Aux termes de l’article 700 du même code, le juge condamne la partie tenue aux dépens à payer à l’autre partie, au titre des frais exposés et non compris dans les dépens, la somme qu’il détermine en tenant compte de l’équité. Il convient de condamner Monsieur [C] [M] à verser à Monsieur [V] [L] et Madame [P] [K], épouse [V], la somme de 400 euros.

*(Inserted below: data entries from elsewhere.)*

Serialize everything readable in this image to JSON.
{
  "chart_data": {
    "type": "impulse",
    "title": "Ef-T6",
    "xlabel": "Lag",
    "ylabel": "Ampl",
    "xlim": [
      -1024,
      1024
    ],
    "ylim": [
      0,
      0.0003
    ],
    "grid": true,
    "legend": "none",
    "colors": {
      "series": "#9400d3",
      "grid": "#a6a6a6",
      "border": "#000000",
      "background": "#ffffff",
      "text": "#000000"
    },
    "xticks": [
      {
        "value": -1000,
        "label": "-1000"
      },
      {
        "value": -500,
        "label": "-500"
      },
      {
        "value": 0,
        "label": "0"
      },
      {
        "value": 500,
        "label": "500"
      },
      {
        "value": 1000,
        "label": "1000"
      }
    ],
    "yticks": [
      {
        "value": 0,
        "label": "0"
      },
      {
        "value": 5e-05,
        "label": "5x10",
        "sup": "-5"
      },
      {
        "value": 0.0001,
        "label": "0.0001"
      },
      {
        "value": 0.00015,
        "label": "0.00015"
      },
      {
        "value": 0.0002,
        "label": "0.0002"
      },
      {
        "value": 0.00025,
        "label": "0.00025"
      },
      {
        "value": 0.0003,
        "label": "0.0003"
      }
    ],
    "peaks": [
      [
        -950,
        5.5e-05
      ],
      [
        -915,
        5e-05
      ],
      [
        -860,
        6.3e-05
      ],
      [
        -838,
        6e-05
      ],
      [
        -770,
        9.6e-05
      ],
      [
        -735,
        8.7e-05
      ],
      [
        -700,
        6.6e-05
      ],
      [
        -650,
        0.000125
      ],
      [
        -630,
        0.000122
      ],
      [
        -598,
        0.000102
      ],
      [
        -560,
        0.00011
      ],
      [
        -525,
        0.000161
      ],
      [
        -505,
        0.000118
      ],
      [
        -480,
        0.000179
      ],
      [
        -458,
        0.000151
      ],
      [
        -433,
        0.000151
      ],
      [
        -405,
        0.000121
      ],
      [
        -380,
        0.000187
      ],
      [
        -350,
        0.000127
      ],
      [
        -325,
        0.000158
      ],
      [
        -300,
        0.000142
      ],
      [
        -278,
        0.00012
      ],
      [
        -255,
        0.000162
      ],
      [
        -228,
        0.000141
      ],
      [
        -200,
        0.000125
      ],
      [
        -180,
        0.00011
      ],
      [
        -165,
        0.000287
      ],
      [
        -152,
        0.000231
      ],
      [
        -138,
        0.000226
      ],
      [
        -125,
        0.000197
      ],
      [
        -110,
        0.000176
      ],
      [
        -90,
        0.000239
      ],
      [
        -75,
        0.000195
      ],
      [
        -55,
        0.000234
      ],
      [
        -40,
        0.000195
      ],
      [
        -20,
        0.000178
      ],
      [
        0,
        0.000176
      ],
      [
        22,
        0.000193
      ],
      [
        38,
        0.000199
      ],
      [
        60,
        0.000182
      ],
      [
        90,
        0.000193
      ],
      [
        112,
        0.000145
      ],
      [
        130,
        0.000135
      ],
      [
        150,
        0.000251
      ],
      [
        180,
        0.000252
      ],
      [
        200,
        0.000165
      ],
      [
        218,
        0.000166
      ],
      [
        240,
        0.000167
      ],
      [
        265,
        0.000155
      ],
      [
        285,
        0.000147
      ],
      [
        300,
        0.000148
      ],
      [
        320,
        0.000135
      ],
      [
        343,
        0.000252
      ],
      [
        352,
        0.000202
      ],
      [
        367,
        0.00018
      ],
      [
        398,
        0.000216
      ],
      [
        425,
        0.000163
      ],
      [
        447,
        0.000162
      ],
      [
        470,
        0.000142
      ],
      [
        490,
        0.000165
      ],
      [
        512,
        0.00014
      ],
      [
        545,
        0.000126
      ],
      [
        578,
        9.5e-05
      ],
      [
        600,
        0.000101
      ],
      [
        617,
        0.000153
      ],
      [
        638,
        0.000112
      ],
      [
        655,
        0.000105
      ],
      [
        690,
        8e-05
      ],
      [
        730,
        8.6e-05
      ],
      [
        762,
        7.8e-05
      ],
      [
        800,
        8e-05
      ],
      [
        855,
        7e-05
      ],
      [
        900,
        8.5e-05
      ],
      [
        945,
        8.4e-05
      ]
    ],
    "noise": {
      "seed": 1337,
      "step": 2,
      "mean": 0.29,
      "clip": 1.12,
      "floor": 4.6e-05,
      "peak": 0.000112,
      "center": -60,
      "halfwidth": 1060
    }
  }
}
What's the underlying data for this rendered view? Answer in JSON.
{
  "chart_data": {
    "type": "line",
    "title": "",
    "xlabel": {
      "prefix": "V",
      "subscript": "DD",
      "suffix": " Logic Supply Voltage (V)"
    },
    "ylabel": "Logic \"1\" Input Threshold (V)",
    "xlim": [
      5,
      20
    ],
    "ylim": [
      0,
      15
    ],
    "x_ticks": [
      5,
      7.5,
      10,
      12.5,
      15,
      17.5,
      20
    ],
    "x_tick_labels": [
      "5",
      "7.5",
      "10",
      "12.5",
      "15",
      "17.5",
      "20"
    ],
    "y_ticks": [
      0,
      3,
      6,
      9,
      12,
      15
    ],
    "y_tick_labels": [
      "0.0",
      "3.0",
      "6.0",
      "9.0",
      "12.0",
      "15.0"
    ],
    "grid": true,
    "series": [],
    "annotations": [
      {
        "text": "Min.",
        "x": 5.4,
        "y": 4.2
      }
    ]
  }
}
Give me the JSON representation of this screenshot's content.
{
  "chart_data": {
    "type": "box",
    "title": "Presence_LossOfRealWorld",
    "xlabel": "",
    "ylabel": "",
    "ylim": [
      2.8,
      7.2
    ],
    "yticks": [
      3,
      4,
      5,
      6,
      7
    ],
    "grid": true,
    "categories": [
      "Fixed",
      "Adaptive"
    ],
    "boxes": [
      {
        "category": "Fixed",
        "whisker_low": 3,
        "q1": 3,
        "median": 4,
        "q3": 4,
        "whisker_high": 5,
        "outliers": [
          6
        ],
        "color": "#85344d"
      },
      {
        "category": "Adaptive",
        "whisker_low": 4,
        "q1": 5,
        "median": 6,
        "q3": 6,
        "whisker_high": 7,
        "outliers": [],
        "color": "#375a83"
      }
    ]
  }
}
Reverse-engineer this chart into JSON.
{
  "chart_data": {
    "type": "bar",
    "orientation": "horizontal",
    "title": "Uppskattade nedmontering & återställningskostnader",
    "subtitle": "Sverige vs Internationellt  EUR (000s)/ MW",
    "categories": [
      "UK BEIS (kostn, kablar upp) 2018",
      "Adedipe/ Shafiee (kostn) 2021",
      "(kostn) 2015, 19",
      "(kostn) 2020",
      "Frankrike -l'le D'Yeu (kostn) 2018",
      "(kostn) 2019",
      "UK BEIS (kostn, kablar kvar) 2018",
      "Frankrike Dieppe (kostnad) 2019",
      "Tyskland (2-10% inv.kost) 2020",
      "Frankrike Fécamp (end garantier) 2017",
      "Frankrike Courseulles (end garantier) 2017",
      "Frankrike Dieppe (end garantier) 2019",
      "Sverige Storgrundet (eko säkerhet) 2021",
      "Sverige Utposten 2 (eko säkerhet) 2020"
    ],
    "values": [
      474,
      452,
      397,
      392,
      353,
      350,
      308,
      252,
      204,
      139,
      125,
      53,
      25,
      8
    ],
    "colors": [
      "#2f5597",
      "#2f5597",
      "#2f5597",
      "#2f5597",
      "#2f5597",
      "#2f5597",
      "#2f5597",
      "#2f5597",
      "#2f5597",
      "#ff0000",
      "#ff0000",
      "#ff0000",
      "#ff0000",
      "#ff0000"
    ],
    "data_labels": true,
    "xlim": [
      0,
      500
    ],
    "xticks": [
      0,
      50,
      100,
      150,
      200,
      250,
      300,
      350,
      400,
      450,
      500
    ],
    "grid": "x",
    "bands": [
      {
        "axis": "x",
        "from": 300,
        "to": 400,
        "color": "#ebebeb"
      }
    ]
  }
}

Il convient de rappeler que l’exécution provisoire de la présente ordonnance est de droit.
PAR CES MOTIFS,
Statuant en référé, par ordonnance mise à disposition au greffe, réputée contradictoire et en premier ressort,
Au principal, RENVOYONS les parties à se pourvoir ainsi qu’elles aviseront, et dès à présent, vu l’urgence :
DONNONS acte à Monsieur [V] [L] et Madame [P] [K], épouse [V], de ce qu’ils ne maintiennent pas leurs demandes de résiliation du contrat de bail et d’expulsion par suite du départ de Monsieur [C] [M] ;
CONSTATONS la résiliation du bail et la restitution du logement le 3 octobre 2023, avant les débats ;
CONDAMNONS Monsieur [C] [M] à payer à Monsieur [V] [L] et Madame [P] [K], épouse [V], la somme de 1420,50 euros à titre d’indemnité provisionnelle pour l’arriéré de loyers, charges locatives et indemnités d’occupation à la date du 3 octobre 2023 (échéance du mois de septembre incluse) avec intérêts au taux légal à compter de la présente décision ;
CONDAMNONS, Monsieur [C] [M] à payer à Monsieur [V] [L] et Madame [P] [K], épouse [V], une indemnité de 400 euros en application des dispositions de l’article 700 du code de procédure civile ;
REJETONS le surplus des demandes ;
CONSTATONS que la présente ordonnance est exécutoire de plein droit par provision ;
CONDAMNONS Monsieur [C] [M] aux dépens qui comprendront le coût des commandements de payer, de l’assignation et de la notification de l’assignation au représentant de l’État.
RAPPELONS que la présente ordonnance est exécutoire de plein droit par provision ;
Ainsi jugé et prononcé, les jours, mois et an susdits.